Title of the Project: Information Theoretical Analyses on the Clustering of Functional Protein Segments from Geometrical and Topological Properties of Peptides

It has been shown [1] that sequence entropy of protein fragments, obtained using a geometric clustering algorithm, can help analyse and identify functionally important segments, the peptides, in protein molecules. Use of Information content (IC) values of such clustered fragments using Shannon’s information measure [2] used for that purpose provides an useful direction for identifying / classifying functionally important protein segments. However, some more information theoretical analyses using other information content measures, derived from that of Shannon [2], are believed to help analyse the functional aspects of protein fragments in greater details. It is also belived that the consideration of some topological aspects of peptide structure [3] would further help in this regard.

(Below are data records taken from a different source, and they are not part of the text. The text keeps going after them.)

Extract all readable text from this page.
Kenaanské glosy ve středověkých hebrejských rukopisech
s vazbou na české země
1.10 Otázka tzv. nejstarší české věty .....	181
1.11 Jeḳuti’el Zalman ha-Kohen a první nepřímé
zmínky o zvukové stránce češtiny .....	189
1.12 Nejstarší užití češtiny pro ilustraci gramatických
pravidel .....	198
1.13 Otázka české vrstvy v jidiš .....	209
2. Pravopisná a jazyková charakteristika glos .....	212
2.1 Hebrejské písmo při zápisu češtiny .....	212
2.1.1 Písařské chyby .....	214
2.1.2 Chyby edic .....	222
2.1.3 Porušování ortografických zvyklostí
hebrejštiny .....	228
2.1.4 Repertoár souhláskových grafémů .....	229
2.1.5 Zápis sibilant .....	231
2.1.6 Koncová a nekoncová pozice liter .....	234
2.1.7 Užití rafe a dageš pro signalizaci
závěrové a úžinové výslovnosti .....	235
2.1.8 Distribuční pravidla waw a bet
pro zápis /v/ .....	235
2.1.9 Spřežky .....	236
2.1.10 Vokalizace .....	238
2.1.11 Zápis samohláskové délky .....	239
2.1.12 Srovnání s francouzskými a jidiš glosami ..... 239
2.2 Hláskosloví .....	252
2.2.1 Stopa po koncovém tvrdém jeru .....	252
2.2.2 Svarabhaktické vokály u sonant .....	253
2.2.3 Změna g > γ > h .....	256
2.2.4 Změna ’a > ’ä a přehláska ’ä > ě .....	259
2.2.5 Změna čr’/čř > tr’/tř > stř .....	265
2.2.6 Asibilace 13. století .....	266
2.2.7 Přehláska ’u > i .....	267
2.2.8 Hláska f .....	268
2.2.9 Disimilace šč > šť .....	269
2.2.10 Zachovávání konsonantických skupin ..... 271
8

In doing that, two more information theoretical measures will be used for this work in addition to IC used in earlier work. One of these two other measures is the Total Information Content (TIC) due to Brillouin [4] proposed to address negentropy principle in biological system. This measure would take into account the size of the clusters that contain the fragments since it is obtained by multiplying IC with the number of fragments in the cluster. This may help analyse in a different way to see whether larger clusters have any significant contribution toward identifying functionally important fragments in comparison with the clusters containing fewer number of fragments. The other information theoretical measure of interest is Complementary Information Content (CIC) that gives a measure of unavailable information in a system [5]. This will be used to investigate whether there is any significant difference in the trend of sequence entropy values from that obtained using IC earlier [1] and help analyse the functional aspects better from a complementary point of view. While the earlier work [1] was done on the basis of the gepmetrical properties of the peptides, in this work some topological properties [3] will also be considered to investigate whether it can help identify functionally important protein fragments better. In the present work, both mathematical [5] and computational studies will be carried out in addressing the proposed objective.

References:

  1. Manikandan, K., Pal, D., Ramakumar, S., Brener, N. E., Iyenger, S. S. and Sitaraman, G., Functionally Important Segments in Proteins Dissected using Gene Ontology and Geometric Clustering of Peptide Fragments, Genome Biology, 9, R52 (2008).
  2. Shannon, C. And Weaver, W., The Mathematical Theory of Communication, University of Illinois Press, Urbana, 1949.
  3. Raychaudhury, C., Banerjee, A., Bag, P. And Roy, S., Topological Shape and Size of Peptides: Identification of Potential Allele Specific Helper T Cell Antigenic Sites, J. Chem. Inf. Comput. Sci. 39, 248-254 (1999).
  4. Brillouin, L., Science and Information Theory, Academic Press, New York. 1956.
  5. Raychaudhury, C. and Pal, D., Information Content Measures and Prediction of Physical Entropy of Organic Compounds, in: Mathematical Foundations and Applications of Graph Entropy (Eds. Mathias, D. et al.), Wiley-VCH, Weinheim, Germany, 2016.